Don’t stop me if you’ve heard that before. Pop figureheads are fond of saying it. It can usually be interpreted as meaning 'I've been at a successful stage of my career for a while but I'm running out of ideas'. With Morrissey who dates back to 1959, however, it’s different. He doubtless believes it.
Where most people decorate their environment with favourite furniture and a pleasing shade of wallpaper, Steven (spell it with a 'ph’ and watch him turn nasty) Patrick, native of Stretford, litters his environment with notions like that. Like all his notions, it's sweeping and emphatic. Interviewed largely at a desk by a window, he claims that people from 'working class backgrounds have to be overtly expressive to 'get on’. The documentary - about ’The Smiths’ but really a chronicle of their product, post-punk Manchester and Morrissey’s personality - finds him calm, impressively so, Manchester conscious and quotable as ever. A man out of place. Destined to be a Literary Lion, someone up there made him successful in the wrong department.
The interviews are filmed in colour giving the performance footage (which has been converted to black and white) the grainy, dated feel of '60s TOTP screenings - most apt. The performances are variously live, TV and include the three awesome Jarman vids.
The film is a very well-balanced, accurate summing up of Morrissey and his inspirations since 1982 and their "sudden, casual success".
Director Tony Knox avoids the biog cliche of childhood snapshots and the only references to pre-1982 Morrissey are when he announces he bought his first record in 1965 and the reminiscences of his friend, guru and confidante, Linder (former vocalist with Ludus) who tells it just as it was/is.

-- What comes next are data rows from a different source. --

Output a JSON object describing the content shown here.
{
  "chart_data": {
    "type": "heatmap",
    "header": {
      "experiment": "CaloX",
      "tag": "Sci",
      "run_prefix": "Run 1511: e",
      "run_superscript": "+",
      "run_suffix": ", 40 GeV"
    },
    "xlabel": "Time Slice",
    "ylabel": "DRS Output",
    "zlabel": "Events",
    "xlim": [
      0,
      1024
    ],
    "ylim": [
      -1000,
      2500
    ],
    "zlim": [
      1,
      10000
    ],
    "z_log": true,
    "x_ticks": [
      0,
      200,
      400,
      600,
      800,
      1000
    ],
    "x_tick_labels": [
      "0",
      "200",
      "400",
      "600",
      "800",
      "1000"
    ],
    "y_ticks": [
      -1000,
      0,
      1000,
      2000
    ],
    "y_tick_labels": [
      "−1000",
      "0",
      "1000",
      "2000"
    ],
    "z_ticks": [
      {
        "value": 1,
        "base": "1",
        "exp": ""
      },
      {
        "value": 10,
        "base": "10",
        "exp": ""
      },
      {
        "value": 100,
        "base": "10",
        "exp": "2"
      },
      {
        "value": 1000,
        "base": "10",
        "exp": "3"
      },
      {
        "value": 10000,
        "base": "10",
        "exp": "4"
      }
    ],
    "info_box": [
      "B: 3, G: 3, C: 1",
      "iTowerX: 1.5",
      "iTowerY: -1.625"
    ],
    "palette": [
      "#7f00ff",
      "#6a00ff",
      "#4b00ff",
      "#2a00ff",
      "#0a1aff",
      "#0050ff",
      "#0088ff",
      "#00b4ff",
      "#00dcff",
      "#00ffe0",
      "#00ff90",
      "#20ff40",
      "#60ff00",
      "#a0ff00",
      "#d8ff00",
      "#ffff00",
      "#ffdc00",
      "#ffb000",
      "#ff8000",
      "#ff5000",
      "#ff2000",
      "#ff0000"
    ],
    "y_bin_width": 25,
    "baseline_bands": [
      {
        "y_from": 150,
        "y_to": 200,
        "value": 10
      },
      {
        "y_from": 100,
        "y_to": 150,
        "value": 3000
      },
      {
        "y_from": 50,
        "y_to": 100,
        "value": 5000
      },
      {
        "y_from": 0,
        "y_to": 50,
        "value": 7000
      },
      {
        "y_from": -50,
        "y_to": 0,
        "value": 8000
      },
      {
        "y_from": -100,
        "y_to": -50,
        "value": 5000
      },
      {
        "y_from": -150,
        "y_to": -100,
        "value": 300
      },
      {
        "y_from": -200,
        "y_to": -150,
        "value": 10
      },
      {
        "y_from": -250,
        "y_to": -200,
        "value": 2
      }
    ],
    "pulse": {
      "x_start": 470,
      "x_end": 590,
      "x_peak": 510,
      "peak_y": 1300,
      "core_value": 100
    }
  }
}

Marr talks about Morrissey, Morrissey doesn’t talk about individual band members. Marr’s manner is increasingly like that of an ex-Beatle, a formal kind of groovy, like. Also appearing are brief words from Andy Rourke and Mike Joyce, Viv Nicholson interviewed by Morrissey, a wild-eyed Nick Kent, and a compulsory Jon Savage, one time Manchester resident. Oh, and some gladioli.